As a librarian, when I’m asked for a recommended read by someone thirsty for tales, I instinctively direct them to the fiction stacks. I forget how poems, too, can be rich with narrative. Barbara Jane Reyes’ Diwata teems with stories. Exploring subjects like the creation of human life on earth, the phenomena of thunder and lightning, the violence that war and occupation inflict on women, and the complexity of the sea’s color, Diwata contains so much imagination and vision it’s hard to believe it’s just eighty-two pages long.

Reyes, a poet born in Manila, Philippines and currently based in the San Francisco Bay Area, takes the title of her book from a word in Tagalog. The back of the book defines diwata as “a term for a mythical being who resides in nature, and whom human communities must acknowledge, respect, and appease in order to live harmoniously in this world.” Diwatas make numerous appearances in Reyes’ poems, in some cases as the narrator, in others, as one situated in a temporally or spatially remote place, or one residing close by, implored by the poet to speak. In “Crossing,” a diwata visits a hunter in her sleep and helps her to cross a bridge between herself and her ancestors.

Among the themes that run through this book are the complications of human intimacy. The title of the first poem, “A Genesis of We, Cleaved,” uses a word that has two opposite meanings: to come together and to separate. Reyes writes in cleverly lyrical language in “Eve’s Aubade”: “Here I shall weave a selvedge of we.” In fiber art, a selvedge is an edge that keeps a work from fraying. This implies a woven-togetherness between the speaker and the beloved. And yet, a selvedge also suggests an edge, a deliberate marking off of where one ends and another begins.

The poems in Diwata are written in a range of forms, with some longer pieces like “The Fire, Around Which We All Gather” exploring a prose poem structure, and others, like “Polyglot Incantation,” juxtaposing lines in Tagalog, Spanish, and English. “The Villagers Sing of the Woman Who Becomes a Wave Who Becomes the Water Who Becomes the Wind” cleverly employs a braided pantoum pattern, mimicking the shapeshifting of the poem’s subject.

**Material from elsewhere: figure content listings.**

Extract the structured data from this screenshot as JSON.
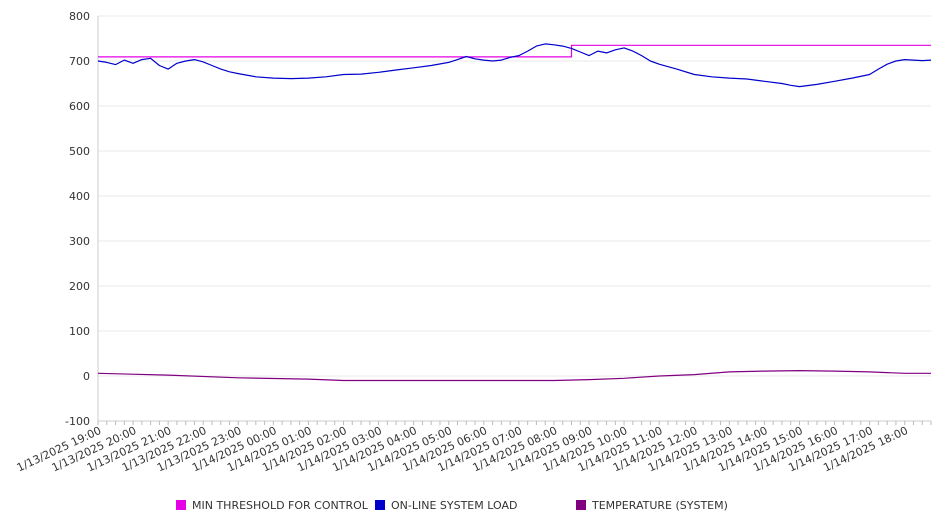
{
  "chart_data": {
    "type": "line",
    "title": "",
    "xlabel": "",
    "ylabel": "",
    "ylim": [
      -100,
      800
    ],
    "y_ticks": [
      -100,
      0,
      100,
      200,
      300,
      400,
      500,
      600,
      700,
      800
    ],
    "x_range": [
      "1/13/2025 19:00",
      "1/14/2025 18:45"
    ],
    "x_tick_labels": [
      "1/13/2025 19:00",
      "1/13/2025 20:00",
      "1/13/2025 21:00",
      "1/13/2025 22:00",
      "1/13/2025 23:00",
      "1/14/2025 00:00",
      "1/14/2025 01:00",
      "1/14/2025 02:00",
      "1/14/2025 03:00",
      "1/14/2025 04:00",
      "1/14/2025 05:00",
      "1/14/2025 06:00",
      "1/14/2025 07:00",
      "1/14/2025 08:00",
      "1/14/2025 09:00",
      "1/14/2025 10:00",
      "1/14/2025 11:00",
      "1/14/2025 12:00",
      "1/14/2025 13:00",
      "1/14/2025 14:00",
      "1/14/2025 15:00",
      "1/14/2025 16:00",
      "1/14/2025 17:00",
      "1/14/2025 18:00"
    ],
    "grid": true,
    "legend_position": "bottom",
    "series": [
      {
        "name": "MIN THRESHOLD FOR CONTROL",
        "color": "#e600e6",
        "x": [
          "1/13/2025 19:00",
          "1/14/2025 08:30",
          "1/14/2025 08:30",
          "1/14/2025 18:45"
        ],
        "values": [
          709,
          709,
          735,
          735
        ]
      },
      {
        "name": "ON-LINE SYSTEM LOAD",
        "color": "#0000cc",
        "x": [
          "1/13/2025 19:00",
          "1/13/2025 19:15",
          "1/13/2025 19:30",
          "1/13/2025 19:45",
          "1/13/2025 20:00",
          "1/13/2025 20:15",
          "1/13/2025 20:30",
          "1/13/2025 20:45",
          "1/13/2025 21:00",
          "1/13/2025 21:15",
          "1/13/2025 21:30",
          "1/13/2025 21:45",
          "1/13/2025 22:00",
          "1/13/2025 22:15",
          "1/13/2025 22:30",
          "1/13/2025 22:45",
          "1/13/2025 23:00",
          "1/13/2025 23:30",
          "1/14/2025 00:00",
          "1/14/2025 00:30",
          "1/14/2025 01:00",
          "1/14/2025 01:30",
          "1/14/2025 02:00",
          "1/14/2025 02:30",
          "1/14/2025 03:00",
          "1/14/2025 03:30",
          "1/14/2025 04:00",
          "1/14/2025 04:30",
          "1/14/2025 05:00",
          "1/14/2025 05:15",
          "1/14/2025 05:30",
          "1/14/2025 05:45",
          "1/14/2025 06:00",
          "1/14/2025 06:15",
          "1/14/2025 06:30",
          "1/14/2025 06:45",
          "1/14/2025 07:00",
          "1/14/2025 07:15",
          "1/14/2025 07:30",
          "1/14/2025 07:45",
          "1/14/2025 08:00",
          "1/14/2025 08:15",
          "1/14/2025 08:30",
          "1/14/2025 08:45",
          "1/14/2025 09:00",
          "1/14/2025 09:15",
          "1/14/2025 09:30",
          "1/14/2025 09:45",
          "1/14/2025 10:00",
          "1/14/2025 10:15",
          "1/14/2025 10:30",
          "1/14/2025 10:45",
          "1/14/2025 11:00",
          "1/14/2025 11:30",
          "1/14/2025 12:00",
          "1/14/2025 12:30",
          "1/14/2025 13:00",
          "1/14/2025 13:30",
          "1/14/2025 14:00",
          "1/14/2025 14:30",
          "1/14/2025 14:45",
          "1/14/2025 15:00",
          "1/14/2025 15:30",
          "1/14/2025 16:00",
          "1/14/2025 16:30",
          "1/14/2025 17:00",
          "1/14/2025 17:15",
          "1/14/2025 17:30",
          "1/14/2025 17:45",
          "1/14/2025 18:00",
          "1/14/2025 18:15",
          "1/14/2025 18:30",
          "1/14/2025 18:45"
        ],
        "values": [
          700,
          697,
          692,
          702,
          695,
          703,
          706,
          690,
          682,
          695,
          700,
          703,
          698,
          690,
          682,
          676,
          672,
          665,
          662,
          661,
          662,
          665,
          670,
          671,
          675,
          680,
          685,
          690,
          697,
          703,
          710,
          705,
          702,
          700,
          702,
          708,
          712,
          722,
          733,
          738,
          736,
          733,
          728,
          720,
          712,
          722,
          718,
          725,
          729,
          722,
          712,
          700,
          693,
          682,
          670,
          665,
          662,
          660,
          655,
          650,
          646,
          643,
          648,
          655,
          662,
          670,
          682,
          693,
          700,
          703,
          702,
          701,
          702
        ]
      },
      {
        "name": "TEMPERATURE (SYSTEM)",
        "color": "#800080",
        "x": [
          "1/13/2025 19:00",
          "1/13/2025 21:00",
          "1/13/2025 23:00",
          "1/14/2025 01:00",
          "1/14/2025 02:00",
          "1/14/2025 04:00",
          "1/14/2025 06:00",
          "1/14/2025 08:00",
          "1/14/2025 09:00",
          "1/14/2025 10:00",
          "1/14/2025 11:00",
          "1/14/2025 12:00",
          "1/14/2025 13:00",
          "1/14/2025 14:00",
          "1/14/2025 15:00",
          "1/14/2025 16:00",
          "1/14/2025 17:00",
          "1/14/2025 18:00",
          "1/14/2025 18:45"
        ],
        "values": [
          6,
          2,
          -4,
          -7,
          -10,
          -10,
          -10,
          -10,
          -8,
          -5,
          0,
          3,
          9,
          11,
          12,
          11,
          9,
          6,
          6
        ]
      }
    ]
  }
}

Reyes ends her collection with a stark and striking short poem, “Aswang,” presumably in the voice of a diwata. The speaker names herself “the bad daughter, the freedom fighter, the shaper of death masks,” and in the last line, says, “Upend me, bend my body, cleave me beyond function. Blame me.” Here, we are confronted as humans who all too often use myths to perpetuate violence. We are left with a voice that insists against the misuses of mythology, a voice that will haunt us. This is an outsider voice of a deity misunderstood, a woman misunderstood, whose stories we must try harder to hear.